By Christopher Goins

Chris@marylandreporter.com

Bethesda Metro escalators

Bethesda Metro escalators (Photo by ehpien on flickr)

A visibly skeptical and hesitant Comptroller Peter Franchot ultimately sided with the governor and treasurer on the Board of Public Works and approved $2.3 million of funding that went to the “fabled long-awaited” South Entrance to the Bethesda Metro station, as he put it. The entrance would connect the end of the proposed Purple Line to the Red Line.

The money towards the long put-off project was a part of $21 million approved for additional spending on seven active Maryland Transit Administration contracts in a Board of Public Works meeting Wednesday. It extends each contract by 18 months, including three contracts that collectively sent millions towards the Montgomery County Metro project.

Franchot wanted to make sure the contracts were “managed properly” and that the state is not “simply spending dollars because there are some hungry consultants out there.”

He noted that the proposed South Entrance to the Bethesda Metro station was discussed for years when he chaired a transportation subcommittee in the Maryland House of Delegates, prior to taking office as comptroller in 2007.

“Let me know if the south entrance ever gets built,” said Comptroller Peter Franchot

“I’ve been hearing and reading about studies on this south entrance for I want to say years,” he said. “It might be a decade,” adding that WMATA released a detailed analysis of the proposed entrance back in 2005.

State money to pay for engineering, county funding construction

Henry Kay, MTA executive director of transit development and delivery, said that the BPW money will pay for the MTA will do the engineering for the entrance, and the county will pay for the construction of the entrance. On its website, the Action Committee for Transit, a Montgomery County transit advocacy group, states construction is slated to begin in 2016.

Transportation Secretary James Smith assured Franchot that funding would not be spent on redundant and wasteful studies.
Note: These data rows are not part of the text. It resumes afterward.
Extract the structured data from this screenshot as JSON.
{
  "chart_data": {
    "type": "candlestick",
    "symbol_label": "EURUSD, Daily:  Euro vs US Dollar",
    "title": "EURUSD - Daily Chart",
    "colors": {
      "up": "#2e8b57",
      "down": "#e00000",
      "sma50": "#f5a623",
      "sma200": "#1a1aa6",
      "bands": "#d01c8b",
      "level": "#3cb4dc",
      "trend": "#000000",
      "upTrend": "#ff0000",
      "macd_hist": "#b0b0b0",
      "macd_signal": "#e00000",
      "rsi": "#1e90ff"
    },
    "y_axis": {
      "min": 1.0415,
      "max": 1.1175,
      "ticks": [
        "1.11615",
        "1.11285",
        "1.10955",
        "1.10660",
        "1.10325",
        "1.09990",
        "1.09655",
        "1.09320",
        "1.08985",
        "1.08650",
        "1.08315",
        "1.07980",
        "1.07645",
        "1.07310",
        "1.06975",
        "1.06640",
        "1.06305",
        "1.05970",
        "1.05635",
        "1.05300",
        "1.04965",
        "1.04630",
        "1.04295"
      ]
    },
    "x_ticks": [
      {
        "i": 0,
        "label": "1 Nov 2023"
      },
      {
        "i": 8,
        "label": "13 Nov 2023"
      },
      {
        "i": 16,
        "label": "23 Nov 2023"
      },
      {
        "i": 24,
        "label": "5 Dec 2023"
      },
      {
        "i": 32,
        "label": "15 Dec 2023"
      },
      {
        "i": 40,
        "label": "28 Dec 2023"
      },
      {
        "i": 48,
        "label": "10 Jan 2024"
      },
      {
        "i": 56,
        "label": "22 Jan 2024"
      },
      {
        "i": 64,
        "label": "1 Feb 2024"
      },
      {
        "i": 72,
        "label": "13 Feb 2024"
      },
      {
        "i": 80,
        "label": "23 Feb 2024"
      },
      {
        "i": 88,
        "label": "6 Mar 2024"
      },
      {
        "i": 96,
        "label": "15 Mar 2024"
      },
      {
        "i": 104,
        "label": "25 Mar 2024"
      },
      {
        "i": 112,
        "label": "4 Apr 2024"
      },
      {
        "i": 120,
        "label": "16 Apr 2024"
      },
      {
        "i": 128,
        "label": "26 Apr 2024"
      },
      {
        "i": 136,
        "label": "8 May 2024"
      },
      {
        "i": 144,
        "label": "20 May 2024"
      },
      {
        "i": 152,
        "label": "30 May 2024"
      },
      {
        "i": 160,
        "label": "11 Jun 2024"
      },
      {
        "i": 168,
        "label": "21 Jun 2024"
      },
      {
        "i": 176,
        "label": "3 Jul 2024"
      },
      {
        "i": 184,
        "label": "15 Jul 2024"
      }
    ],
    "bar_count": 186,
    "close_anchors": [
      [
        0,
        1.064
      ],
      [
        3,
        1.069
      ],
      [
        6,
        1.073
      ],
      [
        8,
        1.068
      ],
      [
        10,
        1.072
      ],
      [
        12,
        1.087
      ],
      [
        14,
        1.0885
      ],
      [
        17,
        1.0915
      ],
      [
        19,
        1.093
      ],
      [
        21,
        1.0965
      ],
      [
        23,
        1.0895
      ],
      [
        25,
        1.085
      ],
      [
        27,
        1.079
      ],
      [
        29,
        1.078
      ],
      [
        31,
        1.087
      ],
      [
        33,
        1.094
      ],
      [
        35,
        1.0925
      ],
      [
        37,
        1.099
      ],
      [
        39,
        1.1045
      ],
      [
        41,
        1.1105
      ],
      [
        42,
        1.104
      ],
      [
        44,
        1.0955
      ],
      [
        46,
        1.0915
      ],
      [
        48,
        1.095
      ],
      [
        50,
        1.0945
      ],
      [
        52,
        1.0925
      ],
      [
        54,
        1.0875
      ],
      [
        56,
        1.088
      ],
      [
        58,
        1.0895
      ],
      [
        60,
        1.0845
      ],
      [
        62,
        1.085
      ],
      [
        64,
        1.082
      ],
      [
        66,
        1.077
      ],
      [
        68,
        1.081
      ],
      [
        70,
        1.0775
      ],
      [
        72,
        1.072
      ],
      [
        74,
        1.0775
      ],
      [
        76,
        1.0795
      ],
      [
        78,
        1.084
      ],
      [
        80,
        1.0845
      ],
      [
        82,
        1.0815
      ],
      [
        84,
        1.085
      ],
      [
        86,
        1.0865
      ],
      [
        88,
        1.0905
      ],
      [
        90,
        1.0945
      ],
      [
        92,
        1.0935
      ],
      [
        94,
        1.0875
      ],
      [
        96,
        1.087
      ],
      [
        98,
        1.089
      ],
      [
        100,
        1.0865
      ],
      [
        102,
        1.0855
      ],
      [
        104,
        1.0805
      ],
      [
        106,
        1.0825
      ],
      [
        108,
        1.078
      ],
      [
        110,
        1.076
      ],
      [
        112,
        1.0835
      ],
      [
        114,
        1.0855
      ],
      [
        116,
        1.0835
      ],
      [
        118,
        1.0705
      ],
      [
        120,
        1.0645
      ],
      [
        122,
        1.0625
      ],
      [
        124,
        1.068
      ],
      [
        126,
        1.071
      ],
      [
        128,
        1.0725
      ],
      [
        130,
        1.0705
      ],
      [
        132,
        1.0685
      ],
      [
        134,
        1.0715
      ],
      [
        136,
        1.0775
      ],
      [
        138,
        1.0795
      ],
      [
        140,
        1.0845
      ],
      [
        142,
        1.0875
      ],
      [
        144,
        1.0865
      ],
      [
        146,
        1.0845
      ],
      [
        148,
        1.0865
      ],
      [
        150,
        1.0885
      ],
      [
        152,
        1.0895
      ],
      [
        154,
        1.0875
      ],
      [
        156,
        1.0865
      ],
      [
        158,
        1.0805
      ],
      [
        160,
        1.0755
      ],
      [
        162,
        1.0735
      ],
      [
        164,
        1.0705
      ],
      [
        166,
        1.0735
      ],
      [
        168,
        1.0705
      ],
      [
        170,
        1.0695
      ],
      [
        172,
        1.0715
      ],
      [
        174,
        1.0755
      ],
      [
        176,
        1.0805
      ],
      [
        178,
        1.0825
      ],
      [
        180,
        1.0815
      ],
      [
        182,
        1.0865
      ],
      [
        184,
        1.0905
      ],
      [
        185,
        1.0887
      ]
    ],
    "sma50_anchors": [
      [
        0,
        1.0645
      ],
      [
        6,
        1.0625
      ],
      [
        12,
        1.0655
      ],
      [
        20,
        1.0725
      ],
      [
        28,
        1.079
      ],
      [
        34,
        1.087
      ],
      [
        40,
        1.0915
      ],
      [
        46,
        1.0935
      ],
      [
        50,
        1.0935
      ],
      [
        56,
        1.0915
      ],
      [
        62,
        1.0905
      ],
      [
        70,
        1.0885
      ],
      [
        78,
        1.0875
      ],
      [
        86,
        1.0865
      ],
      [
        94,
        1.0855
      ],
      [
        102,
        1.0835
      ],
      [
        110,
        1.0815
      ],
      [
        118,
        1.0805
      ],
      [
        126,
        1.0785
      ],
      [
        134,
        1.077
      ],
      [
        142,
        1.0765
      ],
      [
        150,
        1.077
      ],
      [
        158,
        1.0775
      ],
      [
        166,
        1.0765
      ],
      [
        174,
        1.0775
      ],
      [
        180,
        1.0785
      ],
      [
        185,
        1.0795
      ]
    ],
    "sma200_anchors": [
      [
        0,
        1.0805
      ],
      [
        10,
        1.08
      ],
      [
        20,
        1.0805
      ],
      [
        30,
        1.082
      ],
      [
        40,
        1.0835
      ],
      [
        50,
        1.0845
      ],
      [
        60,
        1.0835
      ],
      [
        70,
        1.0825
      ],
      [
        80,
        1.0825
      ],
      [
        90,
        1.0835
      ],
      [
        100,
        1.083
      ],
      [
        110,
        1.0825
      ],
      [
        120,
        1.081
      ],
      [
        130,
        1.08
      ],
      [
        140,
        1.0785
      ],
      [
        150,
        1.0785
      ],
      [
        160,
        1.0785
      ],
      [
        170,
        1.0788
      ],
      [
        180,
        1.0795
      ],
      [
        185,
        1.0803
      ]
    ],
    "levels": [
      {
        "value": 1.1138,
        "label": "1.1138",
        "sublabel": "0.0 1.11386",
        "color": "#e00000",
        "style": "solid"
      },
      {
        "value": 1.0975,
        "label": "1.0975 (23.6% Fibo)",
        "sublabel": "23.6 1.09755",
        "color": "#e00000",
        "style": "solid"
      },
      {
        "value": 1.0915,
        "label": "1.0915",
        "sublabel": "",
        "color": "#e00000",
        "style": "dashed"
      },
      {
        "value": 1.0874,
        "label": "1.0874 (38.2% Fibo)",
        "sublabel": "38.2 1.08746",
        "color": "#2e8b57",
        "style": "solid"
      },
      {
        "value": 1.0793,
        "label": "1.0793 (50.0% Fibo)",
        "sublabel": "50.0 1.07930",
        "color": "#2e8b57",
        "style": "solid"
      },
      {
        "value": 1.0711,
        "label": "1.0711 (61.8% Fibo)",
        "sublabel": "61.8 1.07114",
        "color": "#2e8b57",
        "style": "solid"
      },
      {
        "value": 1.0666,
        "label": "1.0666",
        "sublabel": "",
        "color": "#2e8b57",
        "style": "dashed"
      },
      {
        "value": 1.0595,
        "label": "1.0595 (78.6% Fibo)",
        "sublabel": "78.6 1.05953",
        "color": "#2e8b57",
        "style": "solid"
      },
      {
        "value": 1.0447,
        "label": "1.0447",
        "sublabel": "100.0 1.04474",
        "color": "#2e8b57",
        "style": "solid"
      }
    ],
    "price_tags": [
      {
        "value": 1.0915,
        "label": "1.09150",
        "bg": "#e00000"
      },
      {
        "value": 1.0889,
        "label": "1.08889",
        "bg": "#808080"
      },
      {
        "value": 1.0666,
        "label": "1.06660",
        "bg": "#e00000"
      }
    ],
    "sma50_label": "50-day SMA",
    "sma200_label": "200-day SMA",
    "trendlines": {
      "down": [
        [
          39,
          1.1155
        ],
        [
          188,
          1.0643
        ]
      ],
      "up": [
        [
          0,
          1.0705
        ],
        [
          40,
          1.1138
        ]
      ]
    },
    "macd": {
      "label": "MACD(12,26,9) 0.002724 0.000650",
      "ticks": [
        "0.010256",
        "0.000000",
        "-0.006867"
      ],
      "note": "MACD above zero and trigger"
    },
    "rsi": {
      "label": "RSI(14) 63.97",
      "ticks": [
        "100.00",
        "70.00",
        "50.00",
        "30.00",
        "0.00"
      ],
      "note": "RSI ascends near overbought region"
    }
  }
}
The extension of contracts will help with projects the contractors have underway and “new project tasks throughout the final design of the contract for the MTA’s Office of Facilities Engineering, ADA and Sustainability Division,” according to the agency’s remarks in the agenda.

“Let me know if the south entrance ever gets built,” Franchot said moments before the board moved to approve the contracts.

Rummel, Klepper & Kahl, LLP; Whitman, Requardt & Associates, LLP; and Parsons Brinckerhoff, Inc., all of Baltimore, will be working on projects related to the Bethesda Metro south entrance.